The high fruit set observed (> 90%) indicates efficient pollination in A. mutata. Creamy melon-red spathes averaged 77.90% fruit set, while creamy green spathes exceeded 100% (Table 3). Values exceeding 100% likely reflect sampling differences, as pistillate flowers and infructescences were counted on separate individuals.

Given that Colocasiomyia flies represented 99% of all recorded insect visitors (Table 1) and were present exclusively in pollination chamber, their role as primary pollinators is strongly supported.

The pollen of A. mutata is echinate (spiny) and ~15 μm in diameter, slightly larger than that of A. acuminatissima (~10–12.5 μm; Ulrich et al. 2012).

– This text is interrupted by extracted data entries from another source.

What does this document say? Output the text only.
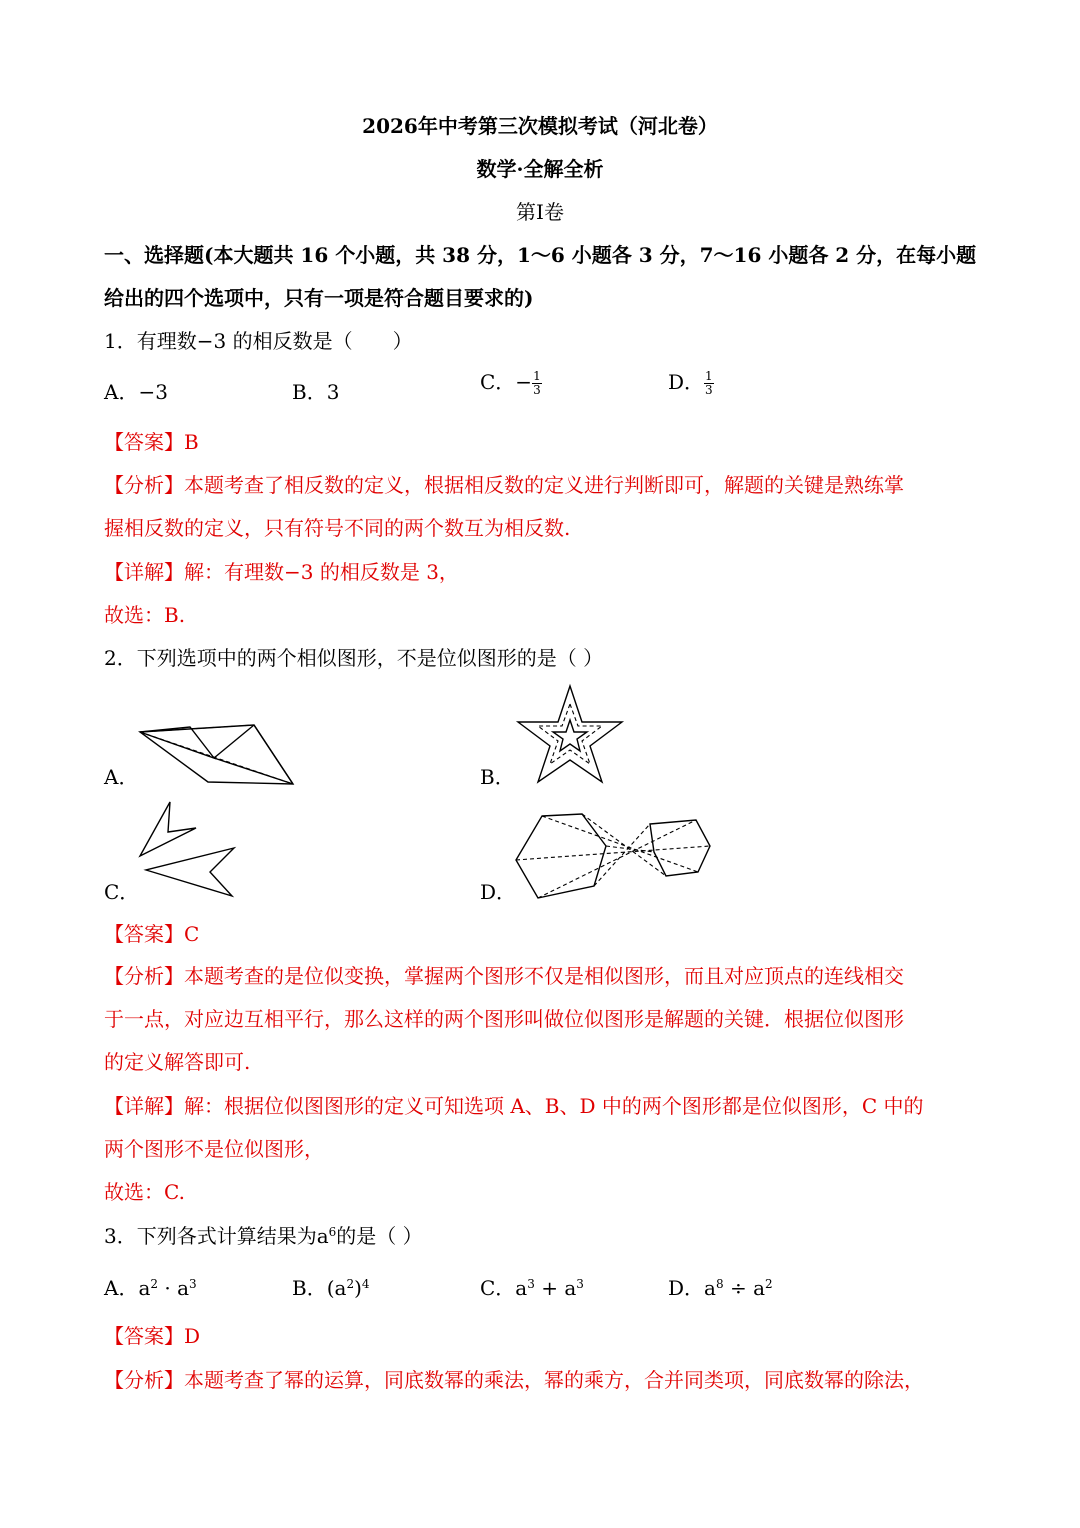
2026年中考第三次模拟考试（河北卷）
数学·全解全析
第Ⅰ卷
一、选择题(本大题共 16 个小题，共 38 分，1～6 小题各 3 分，7～16 小题各 2 分，在每小题
给出的四个选项中，只有一项是符合题目要求的)
1．有理数−3 的相反数是（　　）
A．−3	B．3	C．− $\frac{1}{3}$	D． $\frac{1}{3}$
【答案】B
【分析】本题考查了相反数的定义，根据相反数的定义进行判断即可，解题的关键是熟练掌
握相反数的定义，只有符号不同的两个数互为相反数.
【详解】解：有理数−3 的相反数是 3，
故选：B.
2．下列选项中的两个相似图形，不是位似图形的是（ ）
A．	B．
C．	D．
【答案】C
【分析】本题考查的是位似变换，掌握两个图形不仅是相似图形，而且对应顶点的连线相交
于一点，对应边互相平行，那么这样的两个图形叫做位似图形是解题的关键．根据位似图形
的定义解答即可.
【详解】解：根据位似图图形的定义可知选项 A、B、D 中的两个图形都是位似图形，C 中的
两个图形不是位似图形，
故选：C.
3．下列各式计算结果为$a^6$的是（ ）
A．$a^2 \cdot a^3$	B．$(a^2)^4$	C．$a^3 + a^3$	D．$a^8 \div a^2$
【答案】D
【分析】本题考查了幂的运算，同底数幂的乘法，幂的乘方，合并同类项，同底数幂的除法，
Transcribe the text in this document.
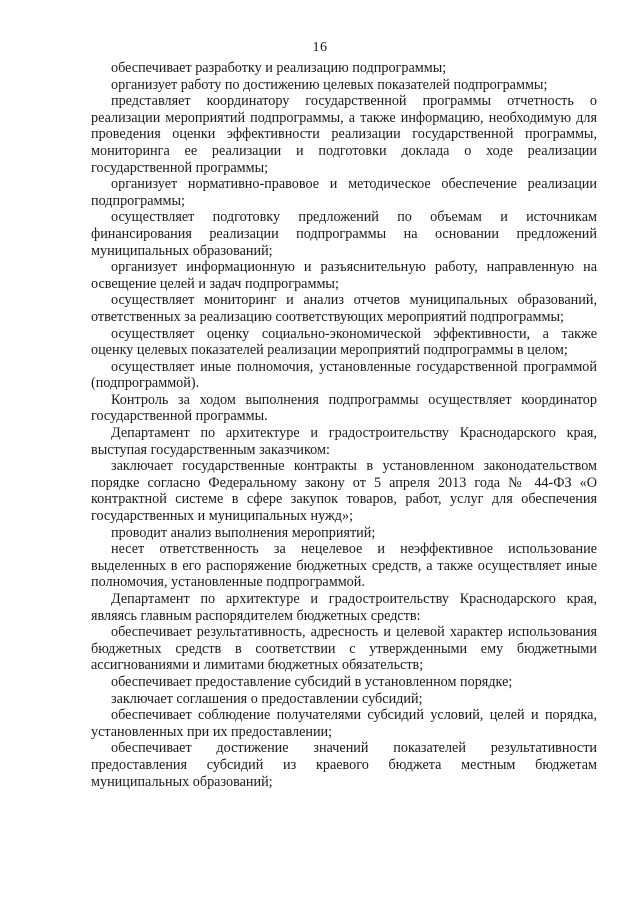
16

обеспечивает разработку и реализацию подпрограммы;

организует работу по достижению целевых показателей подпрограммы;

представляет координатору государственной программы отчетность о реализации мероприятий подпрограммы, а также информацию, необходимую для проведения оценки эффективности реализации государственной программы, мониторинга ее реализации и подготовки доклада о ходе реализации государственной программы;

организует нормативно-правовое и методическое обеспечение реализации подпрограммы;

осуществляет подготовку предложений по объемам и источникам финансирования реализации подпрограммы на основании предложений муниципальных образований;

организует информационную и разъяснительную работу, направленную на освещение целей и задач подпрограммы;

осуществляет мониторинг и анализ отчетов муниципальных образований, ответственных за реализацию соответствующих мероприятий подпрограммы;

осуществляет оценку социально-экономической эффективности, а также оценку целевых показателей реализации мероприятий подпрограммы в целом;

осуществляет иные полномочия, установленные государственной программой (подпрограммой).

Контроль за ходом выполнения подпрограммы осуществляет координатор государственной программы.

Департамент по архитектуре и градостроительству Краснодарского края, выступая государственным заказчиком:

заключает государственные контракты в установленном законодательством порядке согласно Федеральному закону от 5 апреля 2013 года № 44-ФЗ «О контрактной системе в сфере закупок товаров, работ, услуг для обеспечения государственных и муниципальных нужд»;

проводит анализ выполнения мероприятий;

несет ответственность за нецелевое и неэффективное использование выделенных в его распоряжение бюджетных средств, а также осуществляет иные полномочия, установленные подпрограммой.

Департамент по архитектуре и градостроительству Краснодарского края, являясь главным распорядителем бюджетных средств:

обеспечивает результативность, адресность и целевой характер использования бюджетных средств в соответствии с утвержденными ему бюджетными ассигнованиями и лимитами бюджетных обязательств;

обеспечивает предоставление субсидий в установленном порядке;

заключает соглашения о предоставлении субсидий;

обеспечивает соблюдение получателями субсидий условий, целей и порядка, установленных при их предоставлении;

обеспечивает достижение значений показателей результативности предоставления субсидий из краевого бюджета местным бюджетам муниципальных образований;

This echinate structure contrasts with the smooth (psilate), inaperturate pollen found in other Schismatoglottideae (Thanikaimoni 1969; Grayum 1992; Hesse 2005; Ulrich et al. 2012; Low et al. 2016; Low and Wong 2022).

Pollen traits are often linked with pollination systems and pollinator types (Sannier et al. 2009). Spinose pollen in Apoballis is frequently linked to fly pollination (Grayum 1992). SEM confirmed that Colocasiomyia flies carried pollen during staminate anthesis, with pollen grains found on multiple body parts and no other pollen types detected. Distribution appeared incidental rather than targeted, with spines aiding attachment, supporting the interpretation of Colocasiomyia as specialised but opportunistic pollen carriers.